Der Stil ist im Sinne der Aufklärung betont nüchtern, beinahe karg. Selbst eine tiefer- oder weiterreichende Charakterisierung der Figuren wird vermieden. Im Inhalt erwacht aber dann die Emotionalität, mit der alle der Aufklärung feindlichen Tendenzen der Zeit aufgespürt werden, exemplarisch verwoben mit dem Leben der Hauptfigur, dessen Dienst als protestantischer Pfarrer an ebendiesem Punkte scheitert.

Im Ersten Buch (19–67) wird Sebaldus Nothanker als ein gerechter Geistlicher geschildert, der mehr am Wohle seiner einfältigen Gemeindeglieder als an obrigkeitlichen Vorgaben interessiert ist und noch mehr an der Auslegung der Apokalypse, aus der er die Negierung der Höllenfeuer abzuleiten und Gott als einen ebenso gerechten wie gütigen nachzuweisen hofft. Genau hieran macht sich dann der Widerstand der Amtskirche fest, die den Anlass einer vaterländischen Predigt nutzt, den Protagonisten in einem bündigen Lehrverfahren des Amtes zu entheben.

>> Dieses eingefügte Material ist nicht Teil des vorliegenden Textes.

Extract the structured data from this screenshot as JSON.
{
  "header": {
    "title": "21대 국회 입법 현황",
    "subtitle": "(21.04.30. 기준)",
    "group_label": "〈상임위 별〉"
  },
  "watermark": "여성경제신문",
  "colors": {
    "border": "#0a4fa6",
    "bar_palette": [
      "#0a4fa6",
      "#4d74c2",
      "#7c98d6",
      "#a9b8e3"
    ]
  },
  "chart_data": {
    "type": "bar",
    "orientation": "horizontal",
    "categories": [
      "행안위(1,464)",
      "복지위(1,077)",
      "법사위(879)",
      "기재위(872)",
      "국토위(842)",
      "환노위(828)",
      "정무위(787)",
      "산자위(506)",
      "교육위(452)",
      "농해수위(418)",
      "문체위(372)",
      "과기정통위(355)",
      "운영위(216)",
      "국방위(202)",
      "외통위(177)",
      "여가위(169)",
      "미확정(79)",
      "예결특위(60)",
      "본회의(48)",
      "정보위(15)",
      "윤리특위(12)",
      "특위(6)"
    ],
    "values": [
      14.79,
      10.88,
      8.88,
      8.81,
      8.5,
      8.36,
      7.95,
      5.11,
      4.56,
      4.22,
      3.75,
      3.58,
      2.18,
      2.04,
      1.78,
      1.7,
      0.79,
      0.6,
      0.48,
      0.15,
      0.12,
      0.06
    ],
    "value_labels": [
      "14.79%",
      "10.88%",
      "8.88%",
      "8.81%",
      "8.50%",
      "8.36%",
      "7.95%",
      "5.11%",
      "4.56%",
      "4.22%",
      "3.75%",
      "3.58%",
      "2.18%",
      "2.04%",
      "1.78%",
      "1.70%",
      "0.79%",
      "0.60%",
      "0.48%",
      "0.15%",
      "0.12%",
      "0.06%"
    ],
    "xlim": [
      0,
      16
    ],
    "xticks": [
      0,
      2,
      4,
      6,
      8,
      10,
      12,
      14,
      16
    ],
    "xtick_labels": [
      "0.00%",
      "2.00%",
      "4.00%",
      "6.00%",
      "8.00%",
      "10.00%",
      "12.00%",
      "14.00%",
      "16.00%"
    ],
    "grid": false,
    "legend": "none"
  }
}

Wilhelmine, die Gattin Nothankers, erkrankt hierüber und verstirbt, von dem Nachfolger ihres Mannes auf die Straße gesetzt, in der Stube eines »ehrlichen Bauerns« (60), der als Einziger bereit war, die unerwartet Obdachlosen aufzunehmen. Charlotte, die kleine Tochter, war der Mutter schon vorangestorben, sodass Sebaldus, der in seiner Not sich aufgemacht hatte, alte Freunde um Hilfe zu bitten, bei seiner Rückkehr nur noch die ältere Tochter Marianne am Leben findet. Auch die vermeintlichen Freunde hatten sich nicht als solche erwiesen, so dass Sebaldus droht, in seinem Elend zu versinken, „[…] denn bei großer Wehmut ist die Wehmut selbst der einzige Genuß“ (62), wie zuvor schon von Wilhelmine gesagt wurde – als unerwartet der einzig dem um Hilfe Reisenden als abwesend angezeigte Freund, der Buchhändler Hieronymus, den Trauernden auffindet, ihn aufnimmt, die Tochter in Lohn und Brot bringt und schließlich dem Magister selbst eine Anstellung als Korrektor in Leipzig verschafft.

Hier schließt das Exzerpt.